Which green brands are ready for their closeup? Bell and Dietrich have already teamed up with Applegate Farms' organic meats, Full Circle's sustainable cleaning products, and PeaceKeeper Cause‐metics' philanthropic makeup (they assess a brand's "green" bonafides on a "case-by-case basis," a process they compare to stocking an organic grocery store shelf). So far, they've successfully placed green stuff on the sets of HBO's Enlightened and Veep and Netflix's House of Cards. Soon, Bell says, viewers could spot Glow's gluten-free cookies "right behind some of the main characters' heads" in one show and a big ad for Sloop Betty's organic vodka in the bar scene of another.

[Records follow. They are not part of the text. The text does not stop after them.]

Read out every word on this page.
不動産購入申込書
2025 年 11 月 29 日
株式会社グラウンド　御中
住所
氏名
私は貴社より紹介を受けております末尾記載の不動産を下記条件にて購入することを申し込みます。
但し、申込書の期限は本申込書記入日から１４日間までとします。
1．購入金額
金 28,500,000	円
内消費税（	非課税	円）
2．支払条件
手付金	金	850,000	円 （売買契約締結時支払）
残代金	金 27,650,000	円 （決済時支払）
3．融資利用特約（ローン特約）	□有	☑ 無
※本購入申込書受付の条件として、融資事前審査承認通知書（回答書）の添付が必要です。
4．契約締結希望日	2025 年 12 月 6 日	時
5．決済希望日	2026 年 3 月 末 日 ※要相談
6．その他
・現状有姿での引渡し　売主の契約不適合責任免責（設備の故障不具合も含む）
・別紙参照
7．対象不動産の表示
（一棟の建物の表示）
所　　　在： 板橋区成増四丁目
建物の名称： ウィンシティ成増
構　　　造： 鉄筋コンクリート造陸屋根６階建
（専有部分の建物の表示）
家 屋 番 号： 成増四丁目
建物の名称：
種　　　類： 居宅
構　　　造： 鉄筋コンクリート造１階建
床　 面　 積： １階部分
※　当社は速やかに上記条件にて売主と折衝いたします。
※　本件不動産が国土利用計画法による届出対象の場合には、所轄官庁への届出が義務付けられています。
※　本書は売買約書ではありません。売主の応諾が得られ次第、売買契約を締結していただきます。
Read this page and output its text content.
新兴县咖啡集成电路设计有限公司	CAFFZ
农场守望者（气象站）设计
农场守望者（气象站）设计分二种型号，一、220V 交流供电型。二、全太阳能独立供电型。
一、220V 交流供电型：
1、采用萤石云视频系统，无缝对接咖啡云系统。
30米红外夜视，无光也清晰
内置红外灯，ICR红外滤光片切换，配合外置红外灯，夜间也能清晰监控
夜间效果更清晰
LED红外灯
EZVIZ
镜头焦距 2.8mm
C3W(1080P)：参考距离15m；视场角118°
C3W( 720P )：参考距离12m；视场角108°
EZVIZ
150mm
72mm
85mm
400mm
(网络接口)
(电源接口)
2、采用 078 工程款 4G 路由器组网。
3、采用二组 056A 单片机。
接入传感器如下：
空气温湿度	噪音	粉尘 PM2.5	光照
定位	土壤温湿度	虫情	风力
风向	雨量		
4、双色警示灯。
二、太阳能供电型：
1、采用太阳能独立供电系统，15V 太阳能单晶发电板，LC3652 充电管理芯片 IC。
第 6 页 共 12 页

Bell says that the exposure these green products get on film has a "cumulative effect" that can ultimately "help viewers recognize them as a normal brand, and not a fringe one." But promoting products with sustainable supply chains and give-back business models can improve storytelling, too. If a Toronto-based production wants to achieve a small-town Southern feel, for example, it can reach for props from a local Georgia brand as opposed to a multinational corporation. And a show featuring a new-age hippie would be wise to stock her fridge with almond milk and her bathroom with recycled toilet paper.
Harnessing product placement's subliminal pull makes for an uncomfortable business model, no matter who's taking the reigns. But as long as big corporations keep shipping their wares to Hollywood, Bell and Dietrich are committed to getting alternative products in the frame. "We want to take product placement's evil power, and turn it into something good," Bell says. Or at least, something better.